Après "Paye ta Blouse" en 2017, la parution du livre-enquête Silence sous la blouse en 2019 et la publication ces dernières années de plusieurs enquêtes sur les violences sexistes et sexuelles à l'hôpital et en médecine, une nouvelle vague de témoignages ébranle le milieu médical. En quelques jours, des centaines de soignantes – qu'elles soient médecins, étudiantes, infirmières, aides-soignantes… - ont dénoncé les remarques sexistes et agressions sexuelles qu'elles subissent au quotidien. Ces prises de parole font suite aux révélations de la Pre Karine Lacombe, mercredi 10 avril dans Paris Match, sur le Dr Patrick Pelloux. La cheffe du service des maladies infectieuses de l'hôpital Saint-Antoine, à Paris, y accuse l'urgentiste de "harcèlement sexuel et moral". Des accusations fermement démenties par ce dernier qui y voit des propos diffamatoires.
Quelques heures avant ces révélations et sans avoir "aucune idée" de l'article en préparation par Paris Match, la gynécologue-obstétricienne "Juju la gygy"* – qui compte plus de 86 000 abonnés sur Instagram – postait une vidéo suivie d'une photo appelant à libérer la parole. Elle racontait dans la première une agression sexuelle vécue durant son internat. Et écrivait, sur la seconde : "#Metoomédecine, #Metoohôpital : il est temps que la honte change de camp."

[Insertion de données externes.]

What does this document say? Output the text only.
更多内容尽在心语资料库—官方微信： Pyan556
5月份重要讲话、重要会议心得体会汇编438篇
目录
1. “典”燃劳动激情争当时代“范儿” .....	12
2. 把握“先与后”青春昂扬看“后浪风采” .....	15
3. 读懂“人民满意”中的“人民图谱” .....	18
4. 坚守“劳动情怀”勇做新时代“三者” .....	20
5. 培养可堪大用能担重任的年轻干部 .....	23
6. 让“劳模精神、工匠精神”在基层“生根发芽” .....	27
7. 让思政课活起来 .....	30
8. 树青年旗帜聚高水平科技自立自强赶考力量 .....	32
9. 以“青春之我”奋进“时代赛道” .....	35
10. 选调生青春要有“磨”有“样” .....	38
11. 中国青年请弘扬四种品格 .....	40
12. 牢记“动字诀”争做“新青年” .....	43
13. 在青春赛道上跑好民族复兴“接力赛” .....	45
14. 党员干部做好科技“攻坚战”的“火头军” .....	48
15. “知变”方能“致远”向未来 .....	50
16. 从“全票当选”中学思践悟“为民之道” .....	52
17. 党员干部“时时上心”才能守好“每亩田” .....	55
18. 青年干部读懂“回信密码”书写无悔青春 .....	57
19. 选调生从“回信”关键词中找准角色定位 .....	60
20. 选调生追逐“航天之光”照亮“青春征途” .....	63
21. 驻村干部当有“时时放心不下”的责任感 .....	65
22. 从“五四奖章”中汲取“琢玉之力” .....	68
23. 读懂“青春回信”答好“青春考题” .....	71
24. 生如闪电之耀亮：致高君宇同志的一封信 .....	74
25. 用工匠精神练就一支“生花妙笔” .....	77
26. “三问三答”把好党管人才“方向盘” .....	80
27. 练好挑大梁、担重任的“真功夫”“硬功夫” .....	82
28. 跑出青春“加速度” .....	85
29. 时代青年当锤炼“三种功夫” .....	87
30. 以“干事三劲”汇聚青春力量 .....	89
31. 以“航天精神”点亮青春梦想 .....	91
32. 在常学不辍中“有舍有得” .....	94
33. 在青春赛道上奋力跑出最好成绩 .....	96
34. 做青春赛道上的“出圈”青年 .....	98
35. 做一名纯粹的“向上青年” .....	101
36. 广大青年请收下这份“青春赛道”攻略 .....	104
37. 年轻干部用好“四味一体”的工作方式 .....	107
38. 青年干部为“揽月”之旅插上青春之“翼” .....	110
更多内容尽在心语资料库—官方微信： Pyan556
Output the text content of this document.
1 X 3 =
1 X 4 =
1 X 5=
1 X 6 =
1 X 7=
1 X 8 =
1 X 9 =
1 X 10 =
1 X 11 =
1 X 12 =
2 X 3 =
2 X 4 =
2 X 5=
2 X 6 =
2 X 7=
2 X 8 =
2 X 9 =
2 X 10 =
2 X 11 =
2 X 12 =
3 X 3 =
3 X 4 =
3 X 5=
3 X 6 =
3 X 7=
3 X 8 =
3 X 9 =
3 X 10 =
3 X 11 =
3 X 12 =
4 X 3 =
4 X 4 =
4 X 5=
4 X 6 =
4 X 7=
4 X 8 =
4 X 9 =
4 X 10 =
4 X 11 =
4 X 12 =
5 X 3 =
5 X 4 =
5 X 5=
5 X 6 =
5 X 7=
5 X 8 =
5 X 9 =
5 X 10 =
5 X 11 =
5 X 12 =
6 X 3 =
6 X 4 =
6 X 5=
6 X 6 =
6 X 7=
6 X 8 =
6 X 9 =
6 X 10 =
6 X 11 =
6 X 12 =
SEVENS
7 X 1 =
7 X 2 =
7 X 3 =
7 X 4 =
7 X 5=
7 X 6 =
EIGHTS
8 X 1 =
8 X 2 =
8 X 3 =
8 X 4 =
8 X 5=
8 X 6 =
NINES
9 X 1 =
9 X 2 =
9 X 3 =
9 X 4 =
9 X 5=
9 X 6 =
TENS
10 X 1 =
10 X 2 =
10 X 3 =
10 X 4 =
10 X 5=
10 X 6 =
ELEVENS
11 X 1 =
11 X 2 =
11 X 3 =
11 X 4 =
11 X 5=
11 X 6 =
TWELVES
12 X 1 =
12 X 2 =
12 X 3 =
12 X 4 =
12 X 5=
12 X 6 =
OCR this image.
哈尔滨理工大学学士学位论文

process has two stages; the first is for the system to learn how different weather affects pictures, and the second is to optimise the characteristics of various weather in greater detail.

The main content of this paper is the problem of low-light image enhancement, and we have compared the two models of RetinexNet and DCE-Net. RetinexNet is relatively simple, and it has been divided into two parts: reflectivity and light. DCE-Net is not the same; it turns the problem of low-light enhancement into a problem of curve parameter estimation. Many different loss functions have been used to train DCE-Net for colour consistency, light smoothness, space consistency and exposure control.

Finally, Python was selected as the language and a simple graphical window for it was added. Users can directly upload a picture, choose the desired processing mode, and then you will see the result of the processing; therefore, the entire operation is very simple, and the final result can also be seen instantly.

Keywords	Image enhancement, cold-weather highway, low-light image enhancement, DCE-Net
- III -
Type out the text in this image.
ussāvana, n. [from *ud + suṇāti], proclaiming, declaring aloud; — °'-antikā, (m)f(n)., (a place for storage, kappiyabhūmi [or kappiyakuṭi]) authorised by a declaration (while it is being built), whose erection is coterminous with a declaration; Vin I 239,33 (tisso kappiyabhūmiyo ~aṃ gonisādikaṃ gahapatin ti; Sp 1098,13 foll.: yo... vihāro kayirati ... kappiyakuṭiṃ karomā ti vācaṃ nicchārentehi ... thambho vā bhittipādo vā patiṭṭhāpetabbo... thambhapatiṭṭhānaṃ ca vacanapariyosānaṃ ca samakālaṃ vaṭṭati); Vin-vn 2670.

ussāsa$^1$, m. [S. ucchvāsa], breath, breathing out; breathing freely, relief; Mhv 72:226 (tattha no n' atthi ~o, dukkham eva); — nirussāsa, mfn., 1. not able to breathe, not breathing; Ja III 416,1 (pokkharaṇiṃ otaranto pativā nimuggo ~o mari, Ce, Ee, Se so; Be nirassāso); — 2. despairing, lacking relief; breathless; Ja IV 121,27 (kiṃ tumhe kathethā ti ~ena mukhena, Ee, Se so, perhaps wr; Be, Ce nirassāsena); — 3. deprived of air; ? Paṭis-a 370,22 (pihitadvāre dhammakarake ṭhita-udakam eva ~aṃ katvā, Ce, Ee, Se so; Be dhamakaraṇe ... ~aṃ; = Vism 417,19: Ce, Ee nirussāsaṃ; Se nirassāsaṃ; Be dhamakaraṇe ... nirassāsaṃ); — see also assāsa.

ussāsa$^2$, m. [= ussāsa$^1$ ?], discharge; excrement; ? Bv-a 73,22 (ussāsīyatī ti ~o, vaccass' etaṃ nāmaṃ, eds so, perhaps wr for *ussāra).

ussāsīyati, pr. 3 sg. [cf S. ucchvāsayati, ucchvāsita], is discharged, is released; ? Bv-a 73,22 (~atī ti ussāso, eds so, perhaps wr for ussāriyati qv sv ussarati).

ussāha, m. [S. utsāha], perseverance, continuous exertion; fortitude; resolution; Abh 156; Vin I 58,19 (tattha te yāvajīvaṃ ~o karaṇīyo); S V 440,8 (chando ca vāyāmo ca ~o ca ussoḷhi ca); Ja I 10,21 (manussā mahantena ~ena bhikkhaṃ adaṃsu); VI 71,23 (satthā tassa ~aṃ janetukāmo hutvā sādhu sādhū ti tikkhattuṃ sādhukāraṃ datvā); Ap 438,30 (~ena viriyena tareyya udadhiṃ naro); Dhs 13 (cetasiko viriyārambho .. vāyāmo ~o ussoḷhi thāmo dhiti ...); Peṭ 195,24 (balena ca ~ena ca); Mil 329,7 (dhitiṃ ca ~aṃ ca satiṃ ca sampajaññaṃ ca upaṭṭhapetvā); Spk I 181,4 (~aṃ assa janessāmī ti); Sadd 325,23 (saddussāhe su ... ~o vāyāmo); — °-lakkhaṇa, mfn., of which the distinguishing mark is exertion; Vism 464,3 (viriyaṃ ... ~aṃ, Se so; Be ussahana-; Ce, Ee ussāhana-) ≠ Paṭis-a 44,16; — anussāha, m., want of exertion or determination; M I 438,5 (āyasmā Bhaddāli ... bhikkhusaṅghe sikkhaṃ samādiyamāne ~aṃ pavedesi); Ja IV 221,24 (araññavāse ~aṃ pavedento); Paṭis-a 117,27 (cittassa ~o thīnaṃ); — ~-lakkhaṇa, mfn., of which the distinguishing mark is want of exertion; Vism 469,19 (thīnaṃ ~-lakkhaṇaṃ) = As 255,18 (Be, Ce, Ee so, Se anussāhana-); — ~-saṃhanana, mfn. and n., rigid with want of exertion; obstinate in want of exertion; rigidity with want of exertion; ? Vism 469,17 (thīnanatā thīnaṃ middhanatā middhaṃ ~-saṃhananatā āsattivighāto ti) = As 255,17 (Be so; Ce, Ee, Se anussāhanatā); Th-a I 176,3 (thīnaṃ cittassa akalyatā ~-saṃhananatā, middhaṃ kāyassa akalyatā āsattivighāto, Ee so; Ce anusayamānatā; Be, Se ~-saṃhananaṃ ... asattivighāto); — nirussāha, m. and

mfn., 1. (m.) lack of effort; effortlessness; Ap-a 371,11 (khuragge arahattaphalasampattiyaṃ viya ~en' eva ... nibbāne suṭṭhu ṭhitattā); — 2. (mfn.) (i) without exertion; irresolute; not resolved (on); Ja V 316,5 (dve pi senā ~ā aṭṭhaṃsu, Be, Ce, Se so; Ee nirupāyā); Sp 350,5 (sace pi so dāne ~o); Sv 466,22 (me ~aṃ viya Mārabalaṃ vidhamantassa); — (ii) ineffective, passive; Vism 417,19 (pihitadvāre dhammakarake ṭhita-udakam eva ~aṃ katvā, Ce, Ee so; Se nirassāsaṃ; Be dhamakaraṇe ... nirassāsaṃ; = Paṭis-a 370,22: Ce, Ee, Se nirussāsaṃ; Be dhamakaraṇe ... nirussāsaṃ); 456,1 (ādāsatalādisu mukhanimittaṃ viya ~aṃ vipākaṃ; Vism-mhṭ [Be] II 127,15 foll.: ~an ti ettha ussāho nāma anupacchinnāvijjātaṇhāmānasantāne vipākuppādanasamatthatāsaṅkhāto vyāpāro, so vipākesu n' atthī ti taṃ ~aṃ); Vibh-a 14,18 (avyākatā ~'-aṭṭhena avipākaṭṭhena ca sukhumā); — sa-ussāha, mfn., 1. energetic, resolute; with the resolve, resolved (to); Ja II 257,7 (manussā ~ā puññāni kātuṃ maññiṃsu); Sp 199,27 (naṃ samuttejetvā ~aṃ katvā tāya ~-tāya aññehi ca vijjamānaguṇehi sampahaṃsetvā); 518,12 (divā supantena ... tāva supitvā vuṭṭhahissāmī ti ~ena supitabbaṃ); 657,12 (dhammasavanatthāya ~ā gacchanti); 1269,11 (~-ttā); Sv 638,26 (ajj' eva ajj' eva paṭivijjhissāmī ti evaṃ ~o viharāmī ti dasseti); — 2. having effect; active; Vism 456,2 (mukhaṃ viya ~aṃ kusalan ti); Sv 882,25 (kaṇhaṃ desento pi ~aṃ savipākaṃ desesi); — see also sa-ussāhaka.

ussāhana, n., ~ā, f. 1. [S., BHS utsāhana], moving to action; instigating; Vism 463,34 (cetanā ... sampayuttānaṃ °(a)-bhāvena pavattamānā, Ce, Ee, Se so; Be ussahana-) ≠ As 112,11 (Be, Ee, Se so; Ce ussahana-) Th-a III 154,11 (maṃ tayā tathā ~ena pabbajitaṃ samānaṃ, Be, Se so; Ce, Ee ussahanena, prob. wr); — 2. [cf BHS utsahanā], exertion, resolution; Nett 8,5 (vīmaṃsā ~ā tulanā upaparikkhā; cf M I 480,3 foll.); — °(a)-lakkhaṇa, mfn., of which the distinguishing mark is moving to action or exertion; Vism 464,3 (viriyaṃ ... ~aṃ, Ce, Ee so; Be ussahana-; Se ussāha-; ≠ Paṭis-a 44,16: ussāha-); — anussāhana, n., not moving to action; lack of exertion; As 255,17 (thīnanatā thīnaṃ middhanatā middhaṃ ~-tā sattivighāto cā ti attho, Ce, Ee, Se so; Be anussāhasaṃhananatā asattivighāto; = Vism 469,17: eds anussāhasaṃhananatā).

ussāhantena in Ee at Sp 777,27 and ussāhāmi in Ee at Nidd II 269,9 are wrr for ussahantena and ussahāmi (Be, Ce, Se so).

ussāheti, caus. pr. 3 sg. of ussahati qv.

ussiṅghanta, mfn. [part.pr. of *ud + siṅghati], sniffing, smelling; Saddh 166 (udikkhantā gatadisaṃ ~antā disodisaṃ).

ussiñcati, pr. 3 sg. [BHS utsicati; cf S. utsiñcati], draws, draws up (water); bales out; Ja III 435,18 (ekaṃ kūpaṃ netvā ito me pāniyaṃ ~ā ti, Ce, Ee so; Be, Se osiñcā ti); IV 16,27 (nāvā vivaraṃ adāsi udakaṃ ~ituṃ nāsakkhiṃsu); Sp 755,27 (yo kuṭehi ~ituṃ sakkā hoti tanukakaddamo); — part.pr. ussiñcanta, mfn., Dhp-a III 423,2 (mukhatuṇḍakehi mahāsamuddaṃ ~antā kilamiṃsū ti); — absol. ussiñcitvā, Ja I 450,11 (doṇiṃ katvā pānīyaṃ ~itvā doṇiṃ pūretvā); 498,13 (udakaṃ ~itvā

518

"Je n'étais pas au courant de la publication de l'article sur Patrick Pelloux. J'ai voulu remettre ce sujet [des violences sexistes et sexuelles, NDLR] sur le tapis pour ancrer les choses, pour que les personnes qui voudraient agresser se sentent regardées et qu'elles ne le fassent pas", explique la médecin, dont les posts ont été motivés par les récentes prises de parole de l'actrice Judith Godrèche sur le harcèlement et les comportements sexuels commis dans le milieu du cinéma. "Je suis retournée voir l'une de ses publications sur les réseaux sociaux et je me suis dit que j'allais moi aussi me lancer, que j'allais balancer les histoires sur ce qui se passent en médecine", raconte la gynécologue, qui exerce dans une petite maternité des Pays de la Loire.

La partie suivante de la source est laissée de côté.